BETHESDA, MD -- January 17, 2001 -- A study published in the January issue of the Journal of Clinical Endocrinology & Metabolism, shows that older women with diabetes are 80-90 percent more likely than women without diabetes to have a hip or shoulder fracture.

In addition, researchers found that women receiving insulin are more than twice as likely to suffer foot fractures. Previously, diabetes was not considered a risk factor for fracture among older women.

In the largest study of fracture risks in diabetic women reported to date, researchers at the University of California, San Francisco analyzed data from the Study of Osteoporotic Fractures (SOF), in which over 9,000 women, age 65 and older, reported their fractures for an average follow-up of nine years. During that time, 2,624 women experienced at least one nonvertebral fracture during an average period of 9.4 years. In addition, 388 women had at least one vertebral fracture during 3.7 years.

"The results from this study clearly demonstrate the need for a more aggressive focus on identifying and addressing risk factors for fracture in women with diabetes," said Dr. Schwartz, an endocrinologist at the University of California, San Francisco. "Fracture prevention efforts must be included in the treatment of diabetes."

In the JCEM study, researchers found that the elevated fracture risk was not explained by low bone mineral density (BMD).

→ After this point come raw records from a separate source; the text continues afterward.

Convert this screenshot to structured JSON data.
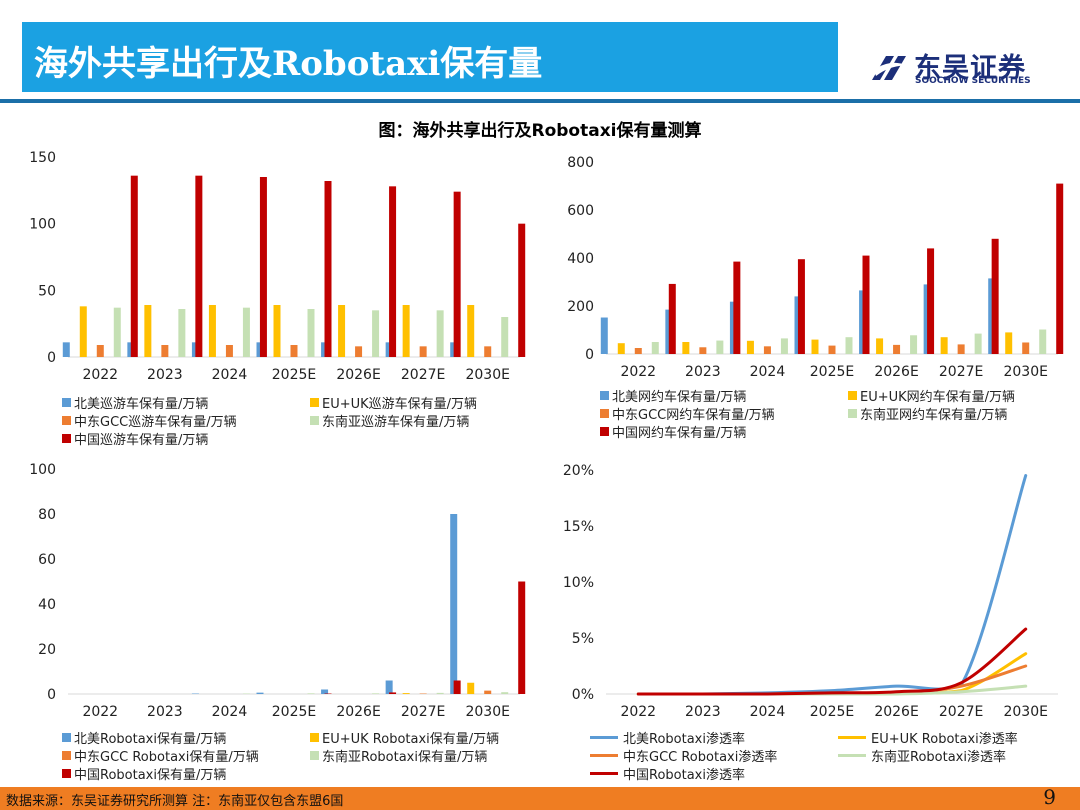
{
  "header": {
    "title": "海外共享出行及Robotaxi保有量"
  },
  "logo": {
    "name_cn": "东吴证券",
    "name_en": "SOOCHOW SECURITIES"
  },
  "figure_title": "图：海外共享出行及Robotaxi保有量测算",
  "colors": {
    "title_band": "#1ba1e2",
    "rule": "#1b6fa8",
    "footer": "#ef7d22",
    "blue": "#5b9bd5",
    "yellow": "#ffc000",
    "orange": "#ed7d31",
    "lightgreen": "#c5e0b4",
    "red": "#c00000"
  },
  "chart_data": [
    {
      "id": "cruise",
      "type": "bar",
      "categories": [
        "2022",
        "2023",
        "2024",
        "2025E",
        "2026E",
        "2027E",
        "2030E"
      ],
      "ylim": [
        0,
        150
      ],
      "yticks": [
        "0",
        "50",
        "100",
        "150"
      ],
      "series": [
        {
          "name": "北美巡游车保有量/万辆",
          "color": "#5b9bd5",
          "values": [
            11,
            11,
            11,
            11,
            11,
            11,
            11
          ]
        },
        {
          "name": "EU+UK巡游车保有量/万辆",
          "color": "#ffc000",
          "values": [
            38,
            39,
            39,
            39,
            39,
            39,
            39
          ]
        },
        {
          "name": "中东GCC巡游车保有量/万辆",
          "color": "#ed7d31",
          "values": [
            9,
            9,
            9,
            9,
            8,
            8,
            8
          ]
        },
        {
          "name": "东南亚巡游车保有量/万辆",
          "color": "#c5e0b4",
          "values": [
            37,
            36,
            37,
            36,
            35,
            35,
            30
          ]
        },
        {
          "name": "中国巡游车保有量/万辆",
          "color": "#c00000",
          "values": [
            136,
            136,
            135,
            132,
            128,
            124,
            100
          ]
        }
      ]
    },
    {
      "id": "ridehail",
      "type": "bar",
      "categories": [
        "2022",
        "2023",
        "2024",
        "2025E",
        "2026E",
        "2027E",
        "2030E"
      ],
      "ylim": [
        0,
        800
      ],
      "yticks": [
        "0",
        "200",
        "400",
        "600",
        "800"
      ],
      "series": [
        {
          "name": "北美网约车保有量/万辆",
          "color": "#5b9bd5",
          "values": [
            152,
            185,
            218,
            240,
            265,
            290,
            315
          ]
        },
        {
          "name": "EU+UK网约车保有量/万辆",
          "color": "#ffc000",
          "values": [
            45,
            50,
            55,
            60,
            65,
            70,
            90
          ]
        },
        {
          "name": "中东GCC网约车保有量/万辆",
          "color": "#ed7d31",
          "values": [
            25,
            28,
            32,
            35,
            38,
            40,
            48
          ]
        },
        {
          "name": "东南亚网约车保有量/万辆",
          "color": "#c5e0b4",
          "values": [
            50,
            56,
            65,
            70,
            78,
            85,
            102
          ]
        },
        {
          "name": "中国网约车保有量/万辆",
          "color": "#c00000",
          "values": [
            292,
            385,
            395,
            410,
            440,
            480,
            710
          ]
        }
      ]
    },
    {
      "id": "robotaxi",
      "type": "bar",
      "categories": [
        "2022",
        "2023",
        "2024",
        "2025E",
        "2026E",
        "2027E",
        "2030E"
      ],
      "ylim": [
        0,
        100
      ],
      "yticks": [
        "0",
        "20",
        "40",
        "60",
        "80",
        "100"
      ],
      "series": [
        {
          "name": "北美Robotaxi保有量/万辆",
          "color": "#5b9bd5",
          "values": [
            0,
            0,
            0.2,
            0.6,
            2,
            6,
            80
          ]
        },
        {
          "name": "EU+UK Robotaxi保有量/万辆",
          "color": "#ffc000",
          "values": [
            0,
            0,
            0,
            0,
            0,
            0.4,
            5
          ]
        },
        {
          "name": "中东GCC Robotaxi保有量/万辆",
          "color": "#ed7d31",
          "values": [
            0,
            0,
            0,
            0,
            0,
            0.2,
            1.5
          ]
        },
        {
          "name": "东南亚Robotaxi保有量/万辆",
          "color": "#c5e0b4",
          "values": [
            0,
            0,
            0.2,
            0.3,
            0.3,
            0.5,
            0.8
          ]
        },
        {
          "name": "中国Robotaxi保有量/万辆",
          "color": "#c00000",
          "values": [
            0,
            0,
            0,
            0.2,
            0.7,
            6,
            50
          ]
        }
      ]
    },
    {
      "id": "penetration",
      "type": "line",
      "categories": [
        "2022",
        "2023",
        "2024",
        "2025E",
        "2026E",
        "2027E",
        "2030E"
      ],
      "ylim": [
        0,
        20
      ],
      "yticks": [
        "0%",
        "5%",
        "10%",
        "15%",
        "20%"
      ],
      "series": [
        {
          "name": "北美Robotaxi渗透率",
          "color": "#5b9bd5",
          "values": [
            0,
            0,
            0.1,
            0.3,
            0.7,
            0.8,
            19.5
          ]
        },
        {
          "name": "EU+UK Robotaxi渗透率",
          "color": "#ffc000",
          "values": [
            0,
            0,
            0,
            0,
            0.1,
            0.3,
            3.6
          ]
        },
        {
          "name": "中东GCC Robotaxi渗透率",
          "color": "#ed7d31",
          "values": [
            0,
            0,
            0,
            0.1,
            0.1,
            0.7,
            2.5
          ]
        },
        {
          "name": "东南亚Robotaxi渗透率",
          "color": "#c5e0b4",
          "values": [
            0,
            0,
            0,
            0,
            0,
            0.2,
            0.7
          ]
        },
        {
          "name": "中国Robotaxi渗透率",
          "color": "#c00000",
          "values": [
            0,
            0,
            0,
            0.1,
            0.2,
            1.0,
            5.8
          ]
        }
      ]
    }
  ],
  "footer": {
    "source": "数据来源：东吴证券研究所测算    注：东南亚仅包含东盟6国",
    "page": "9"
  }
}
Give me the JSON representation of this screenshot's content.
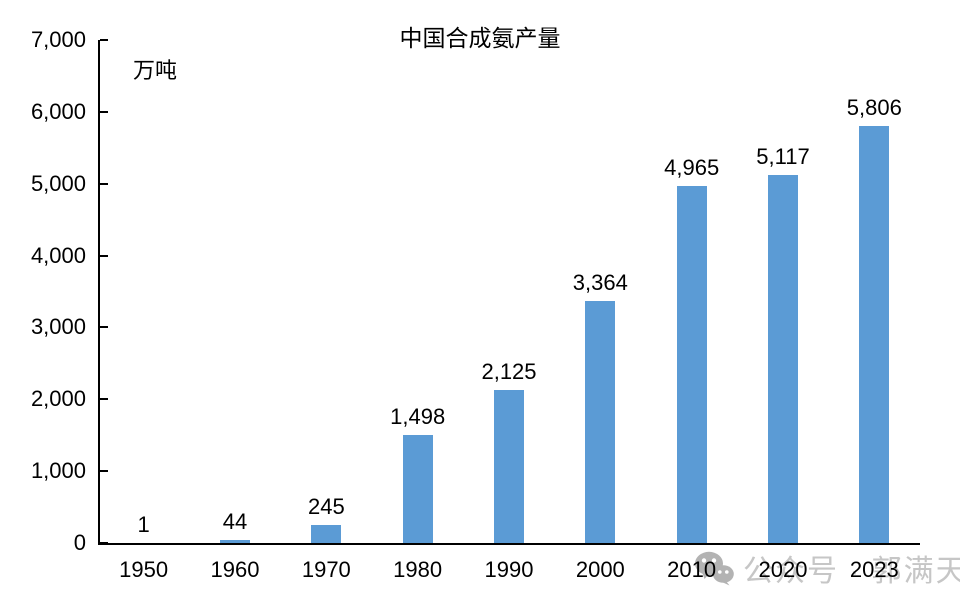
{
  "chart_data": {
    "type": "bar",
    "title": "中国合成氨产量",
    "unit_label": "万吨",
    "categories": [
      "1950",
      "1960",
      "1970",
      "1980",
      "1990",
      "2000",
      "2010",
      "2020",
      "2023"
    ],
    "values": [
      1,
      44,
      245,
      1498,
      2125,
      3364,
      4965,
      5117,
      5806
    ],
    "value_labels": [
      "1",
      "44",
      "245",
      "1,498",
      "2,125",
      "3,364",
      "4,965",
      "5,117",
      "5,806"
    ],
    "ylabel": "万吨",
    "xlabel": "",
    "ylim": [
      0,
      7000
    ],
    "ytick_step": 1000,
    "ytick_labels": [
      "0",
      "1,000",
      "2,000",
      "3,000",
      "4,000",
      "5,000",
      "6,000",
      "7,000"
    ],
    "grid": false,
    "legend": "none",
    "bar_color": "#5B9BD5",
    "axis_color": "#000000",
    "text_color": "#000000"
  },
  "watermark": {
    "icon": "wechat-icon",
    "text": "公众号 · 郭满天",
    "color": "#c6c6c6",
    "icon_color": "#b3b3b3"
  }
}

In fact, the study found that the women with diabetes had a higher BMD.

"Our study suggests that the quality of bone mass in diabetic subjects might exhibit subtle abnormalities that can lead to an increased risk of fracture," said Dr. Schwartz. "Now research is needed into the efficacy of current treatments to improve bone strength among women with diabetes."

Additionally, Dr. Schwartz and her colleagues report that other risk factors that are associated with diabetes and fracture, such as tendency to fall, poor vision, decreased exercise, poor balance and
reduced sensation in the feet, account for only a small portion of the association between diabetes and fracture risk that was found in the study.